The residents who have been forced to fight off plans for major development near their homes will see in this the chance of some respite. Building 1500 homes, along with the school, GP surgery, church, local shops, etc, needed to support them, won’t protect fields near their homes from development, but it will ease the pressure for building there.
There will be concerns too about the strain that any more homes in the west of the city will put on the already struggling road network. But, given official estimates that the Capital will need 48,000 new homes to meet demand over the next decade, where will they all go?
There is a growing acceptance that the tight constraints of a traditional greenbelt no longer work in cities like Edinburgh.

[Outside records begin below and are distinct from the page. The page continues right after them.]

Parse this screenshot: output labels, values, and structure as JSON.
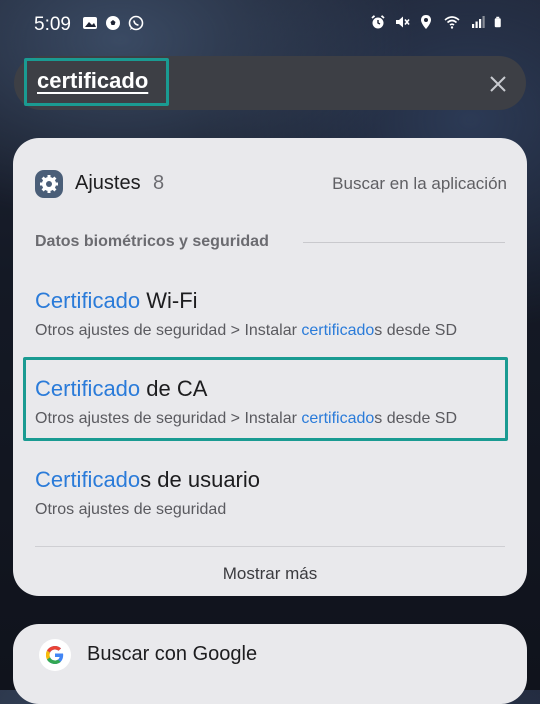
{
  "status_bar": {
    "time": "5:09",
    "left_icons": [
      "image-icon",
      "soccer-ball-icon",
      "whatsapp-icon"
    ],
    "right_icons": [
      "alarm-icon",
      "mute-icon",
      "location-icon",
      "wifi-icon",
      "signal-icon",
      "battery-icon"
    ]
  },
  "search": {
    "query": "certificado",
    "clear_icon": "close-icon"
  },
  "results": {
    "app_name": "Ajustes",
    "app_count": "8",
    "app_icon": "gear-icon",
    "search_in_app": "Buscar en la aplicación",
    "section_header": "Datos biométricos y seguridad",
    "items": [
      {
        "title_hl": "Certificado",
        "title_rest": " Wi-Fi",
        "sub_pre": "Otros ajustes de seguridad > Instalar ",
        "sub_hl": "certificado",
        "sub_post": "s desde SD"
      },
      {
        "title_hl": "Certificado",
        "title_rest": " de CA",
        "sub_pre": "Otros ajustes de seguridad > Instalar ",
        "sub_hl": "certificado",
        "sub_post": "s desde SD"
      },
      {
        "title_hl": "Certificado",
        "title_rest": "s de usuario",
        "sub_pre": "Otros ajustes de seguridad",
        "sub_hl": "",
        "sub_post": ""
      }
    ],
    "show_more": "Mostrar más"
  },
  "google": {
    "label": "Buscar con Google",
    "logo_icon": "google-g-icon"
  },
  "colors": {
    "highlight_text": "#2a7bd9",
    "annotation_box": "#1a9b92",
    "card_bg": "#e9e9ec"
  }
}
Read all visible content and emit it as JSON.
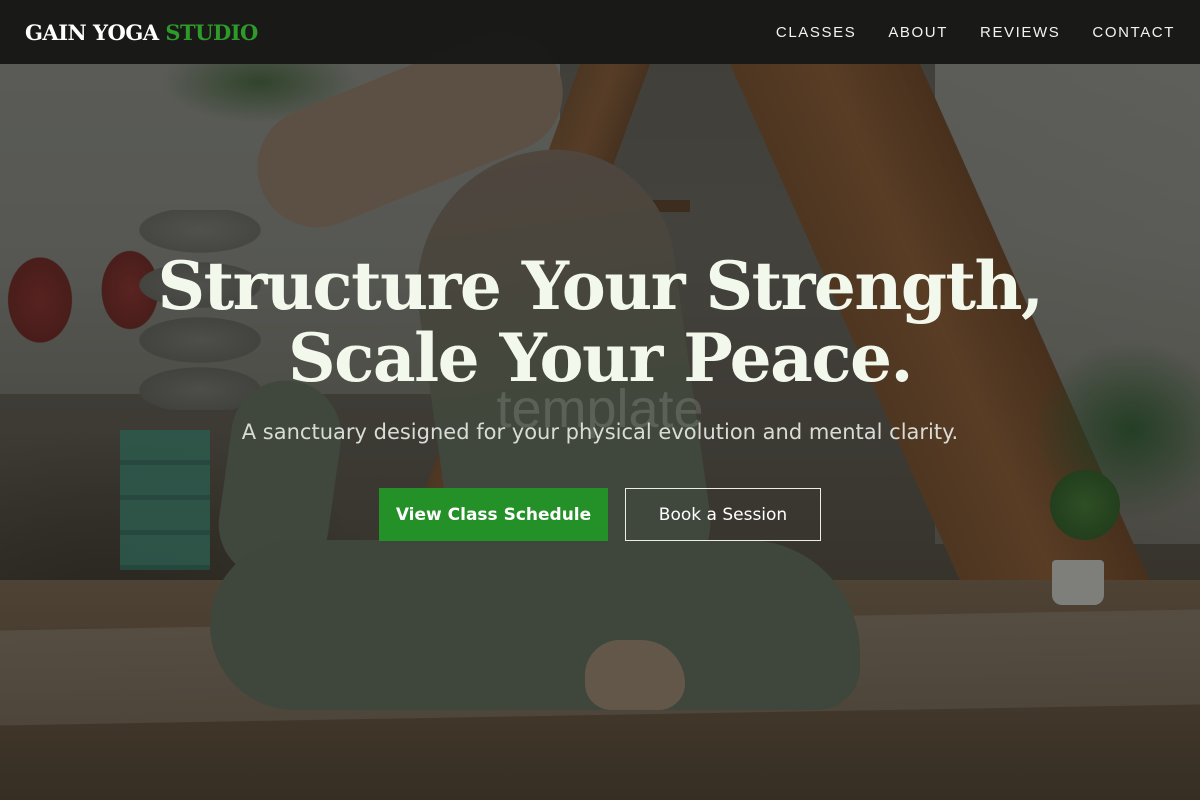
{
  "brand": {
    "name_primary": "GAIN YOGA",
    "name_accent": "STUDIO",
    "accent_color": "#2e9a2a"
  },
  "nav": {
    "items": [
      {
        "label": "CLASSES"
      },
      {
        "label": "ABOUT"
      },
      {
        "label": "REVIEWS"
      },
      {
        "label": "CONTACT"
      }
    ]
  },
  "hero": {
    "headline_line1": "Structure Your Strength,",
    "headline_line2": "Scale Your Peace.",
    "watermark": "template",
    "subtitle": "A sanctuary designed for your physical evolution and mental clarity.",
    "primary_cta": "View Class Schedule",
    "secondary_cta": "Book a Session",
    "primary_color": "#249028"
  }
}
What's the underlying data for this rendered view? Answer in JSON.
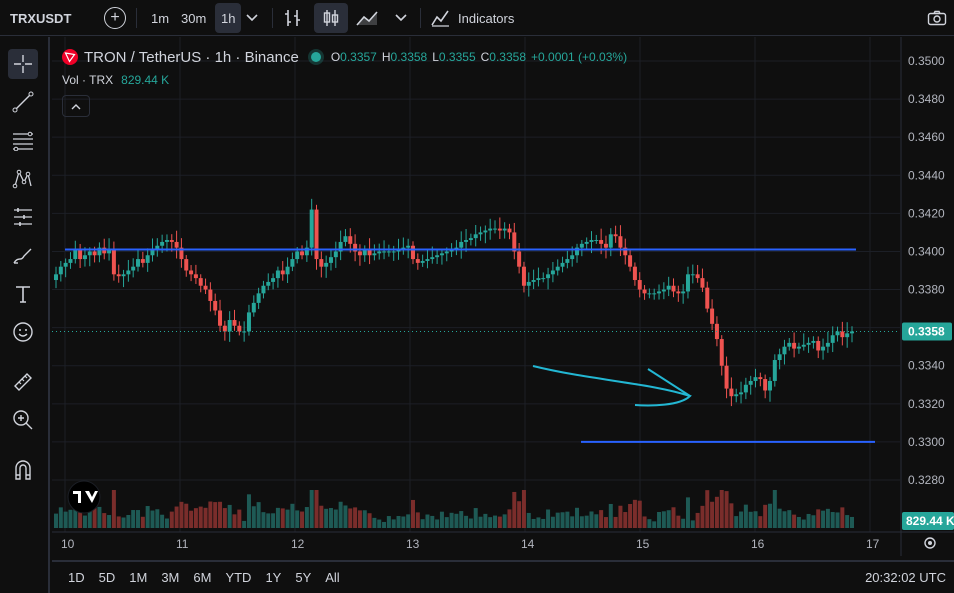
{
  "toolbar": {
    "symbol": "TRXUSDT",
    "intervals": [
      "1m",
      "30m",
      "1h"
    ],
    "active_interval": "1h",
    "indicators_label": "Indicators"
  },
  "legend": {
    "pair": "TRON / TetherUS · 1h · Binance",
    "o_label": "O",
    "o": "0.3357",
    "h_label": "H",
    "h": "0.3358",
    "l_label": "L",
    "l": "0.3355",
    "c_label": "C",
    "c": "0.3358",
    "change": "+0.0001 (+0.03%)",
    "vol_label": "Vol · TRX",
    "vol_value": "829.44 K"
  },
  "colors": {
    "up": "#26a69a",
    "down": "#ef5350",
    "vol_up": "#1e5a55",
    "vol_down": "#7a2d2b",
    "hline": "#2962ff",
    "drawing": "#23b7d3",
    "bg": "#0f0f0f"
  },
  "price_axis": {
    "ticks": [
      "0.3500",
      "0.3480",
      "0.3460",
      "0.3440",
      "0.3420",
      "0.3400",
      "0.3380",
      "0.3360",
      "0.3340",
      "0.3320",
      "0.3300",
      "0.3280"
    ],
    "last_price_label": "0.3358",
    "volume_label": "829.44 K"
  },
  "time_axis": {
    "ticks": [
      "10",
      "11",
      "12",
      "13",
      "14",
      "15",
      "16",
      "17"
    ]
  },
  "bottom": {
    "ranges": [
      "1D",
      "5D",
      "1M",
      "3M",
      "6M",
      "YTD",
      "1Y",
      "5Y",
      "All"
    ],
    "clock": "20:32:02 UTC"
  },
  "chart_data": {
    "type": "candlestick",
    "title": "TRON / TetherUS · 1h · Binance",
    "x_unit": "hour",
    "ylim": [
      0.3272,
      0.3504
    ],
    "x_start_day": "10",
    "series_close": [
      0.3388,
      0.3392,
      0.3394,
      0.3396,
      0.3401,
      0.3396,
      0.3398,
      0.34,
      0.3398,
      0.3402,
      0.3399,
      0.3401,
      0.3388,
      0.3387,
      0.3388,
      0.339,
      0.3392,
      0.3396,
      0.3394,
      0.3398,
      0.3401,
      0.3403,
      0.3405,
      0.3406,
      0.3405,
      0.3402,
      0.3396,
      0.339,
      0.3388,
      0.3386,
      0.3382,
      0.338,
      0.3374,
      0.3369,
      0.3361,
      0.3358,
      0.3364,
      0.3361,
      0.3358,
      0.3358,
      0.3368,
      0.3373,
      0.3378,
      0.3382,
      0.3384,
      0.3386,
      0.339,
      0.3388,
      0.3392,
      0.3396,
      0.34,
      0.3398,
      0.3402,
      0.3422,
      0.3396,
      0.3392,
      0.3394,
      0.3397,
      0.34,
      0.3405,
      0.3408,
      0.3404,
      0.34,
      0.3398,
      0.3401,
      0.3398,
      0.3399,
      0.34,
      0.34,
      0.34,
      0.34,
      0.3401,
      0.3402,
      0.3403,
      0.3396,
      0.3394,
      0.3395,
      0.3396,
      0.3397,
      0.3398,
      0.3399,
      0.34,
      0.3401,
      0.3402,
      0.3405,
      0.3406,
      0.3407,
      0.3409,
      0.341,
      0.3411,
      0.3412,
      0.3412,
      0.3411,
      0.3412,
      0.341,
      0.34,
      0.3392,
      0.3382,
      0.3384,
      0.3385,
      0.3386,
      0.3386,
      0.3388,
      0.339,
      0.3392,
      0.3394,
      0.3396,
      0.3398,
      0.3402,
      0.3404,
      0.3405,
      0.3406,
      0.3406,
      0.3404,
      0.3402,
      0.3409,
      0.3408,
      0.3402,
      0.3398,
      0.3392,
      0.3385,
      0.338,
      0.3378,
      0.3378,
      0.3378,
      0.3379,
      0.338,
      0.3382,
      0.3379,
      0.3378,
      0.3379,
      0.3388,
      0.3388,
      0.3386,
      0.3381,
      0.337,
      0.3362,
      0.3354,
      0.334,
      0.3328,
      0.3324,
      0.3325,
      0.3326,
      0.333,
      0.3332,
      0.3334,
      0.3333,
      0.3327,
      0.3332,
      0.3343,
      0.3346,
      0.335,
      0.3352,
      0.3349,
      0.335,
      0.3351,
      0.3352,
      0.3353,
      0.3348,
      0.335,
      0.3352,
      0.3356,
      0.3358,
      0.3355,
      0.3357,
      0.3358
    ],
    "last_price": 0.3358,
    "last_volume": "829.44 K",
    "annotations": [
      {
        "type": "hline",
        "price": 0.3401
      },
      {
        "type": "hline",
        "price": 0.33
      },
      {
        "type": "arrow-drawing"
      }
    ]
  }
}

Increasingly the result is that people are forced to move out of the city to find an affordable family home, only to jump in their car each day to drive back in to Edinburgh. That’s bad for traffic congestion, and, more importantly, bad for the environment.
There is much to be said for the idea of building close to important transport links, such as the new Borders Railway, the tram line and train stops like Edinburgh Park. Even better are new homes where people can walk or cycle to work at major centres of local employment. The Garden District plan of course ticks a lot of boxes on both those scores.
The city needs to consider where it wants to build – and what it wants to protect – in order to provide the extra homes we need. The fate of the Garden District plans will tell us a lot about those priorities.